Glenn began taking photographs in 2010, when his friend gave him a canon DSLR. He quickly fell in love with the hobby and soon turned professional, photographing graduations, portraits and weddings. In 2015, he discovered the exhilaration and satisfaction of capturing outdoor landscapes. Now, his Hike & Shoot initiative focuses all his energy.
Glenn puts his success down to being interested and resourceful, and found mentors a useful tool to teach him the practical skills needed to become a professional photographer. He spent time practicing what he’d learnt, developing his skills to create his own aesthetic.
Glenn has had many mentors over his time, in all areas of his life, and says there are two things that make a good mentor:
1. They’re better at you in the area you are wishing to grow in
2. They’re humble enough to help you become as good as them.
“I learn well by observation. When I was starting out in photography, I asked Teresa Klostermann if she would allow me to learn from her. At one of her wedding gigs, I was able to attend as her assistant, which gave me hands-on experience. I studied Teresa’s technique of shooting, posing, and applying a creative eye to various scenes. In my early days I mimicked much of what TK taught me, even down to my editing style.
“I also turned to YouTube, which is a great platform for learning different skills, such as editing. I stumbled across David Ilyin a few years ago and literally soaked up as much as possible from his editing tutorials. David talked a lot of about lighting and creating a mood through post processing. His information was very formative and helpful in creating a style of my own. He really helped me understand the power of editing RAW images in Adobe Light room and I still think about his post processing technique every time I open the program to work.
“Over the course of time, I’ve looked for guidance in many people and even now, I turn to mentors to help me grow and challenge myself as a photographer. I recently got connected with brand ambassador Axle Ethington.
“I attended the Outdoor Retailer Conference in Salt Lake City with Axle and we spent 3 days speaking with vendors and networking, which Axle is very good at. I watched him work and learned many valuable insights on how to approach vendors cold-turkey, and how to lock in gigs and get important contact information from potential clients."
“I believe a person can expect to get whatever he or she seeks. So be curious, practice and observe and you, like me, will learn the skills you need to becoming a better photographer and business owner.”

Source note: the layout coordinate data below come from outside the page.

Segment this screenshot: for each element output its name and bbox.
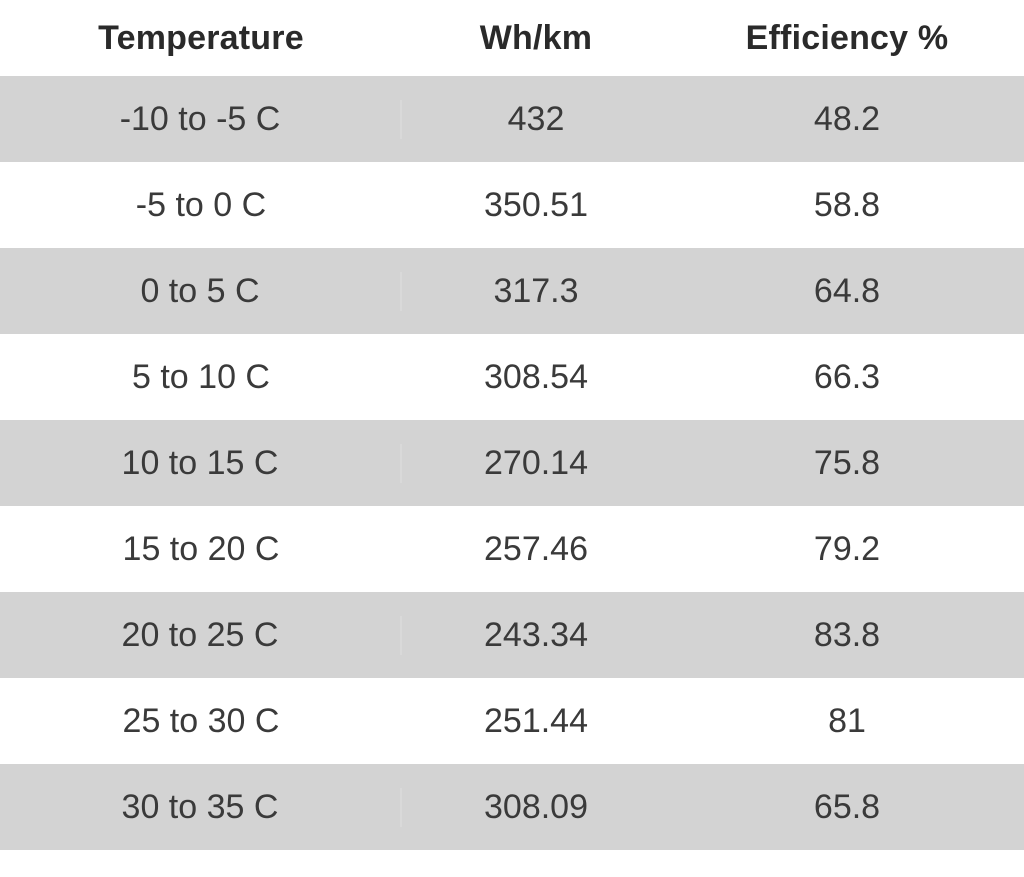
wh-per-km-cell: 308.54: [484, 357, 588, 396]
temperature-cell: 15 to 20 C: [122, 529, 280, 568]
temperature-cell: 30 to 35 C: [0, 787, 402, 827]
wh-per-km-cell: 432: [507, 99, 565, 138]
temperature-cell: -5 to 0 C: [135, 185, 267, 224]
wh-per-km-cell: 317.3: [493, 271, 579, 310]
table-row: 25 to 30 C 251.44 81: [0, 678, 1024, 764]
temperature-cell: 25 to 30 C: [122, 701, 280, 740]
table-row: 20 to 25 C 243.34 83.8: [0, 592, 1024, 678]
header-efficiency: Efficiency %: [745, 18, 949, 57]
wh-per-km-cell: 251.44: [484, 701, 588, 740]
efficiency-cell: 79.2: [813, 529, 881, 568]
wh-per-km-cell: 350.51: [484, 185, 588, 224]
efficiency-cell: 48.2: [813, 99, 881, 138]
table-row: 30 to 35 C 308.09 65.8: [0, 764, 1024, 850]
table-row: -10 to -5 C 432 48.2: [0, 76, 1024, 162]
efficiency-cell: 65.8: [813, 787, 881, 826]
wh-per-km-cell: 270.14: [484, 443, 588, 482]
table-row: 10 to 15 C 270.14 75.8: [0, 420, 1024, 506]
temperature-cell: 20 to 25 C: [0, 615, 402, 655]
temperature-cell: 10 to 15 C: [0, 443, 402, 483]
table-row: 15 to 20 C 257.46 79.2: [0, 506, 1024, 592]
wh-per-km-cell: 243.34: [484, 615, 588, 654]
temperature-cell: 0 to 5 C: [0, 271, 402, 311]
efficiency-cell: 81: [828, 701, 866, 740]
efficiency-cell: 75.8: [813, 443, 881, 482]
efficiency-cell: 66.3: [813, 357, 881, 396]
wh-per-km-cell: 308.09: [484, 787, 588, 826]
table-row: -5 to 0 C 350.51 58.8: [0, 162, 1024, 248]
header-temperature: Temperature: [98, 18, 304, 57]
efficiency-cell: 83.8: [813, 615, 881, 654]
header-wh-per-km: Wh/km: [479, 18, 593, 57]
temperature-cell: -10 to -5 C: [0, 99, 402, 139]
table-row: 0 to 5 C 317.3 64.8: [0, 248, 1024, 334]
temperature-cell: 5 to 10 C: [132, 357, 270, 396]
table-row: 5 to 10 C 308.54 66.3: [0, 334, 1024, 420]
efficiency-cell: 58.8: [813, 185, 881, 224]
wh-per-km-cell: 257.46: [484, 529, 588, 568]
table-header: Temperature Wh/km Efficiency %: [0, 0, 1024, 76]
efficiency-cell: 64.8: [813, 271, 881, 310]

Glenn’s advice for finding a mentor is to “Constantly be curious in your art and seek help in tutorials and workshops. Find a person that inspires you and has the skills you are wishing to learn. This will ensure that the information that’s shared has relevance and impact. Learn to ask for help and don’t get too caught up in ‘what if they say no?’ Put yourself in situations where that type of photographer would be. For instance, if you need a portrait mentor, go to portrait Instameets and see if you can make a connection with someone from whom you’d like to learn.”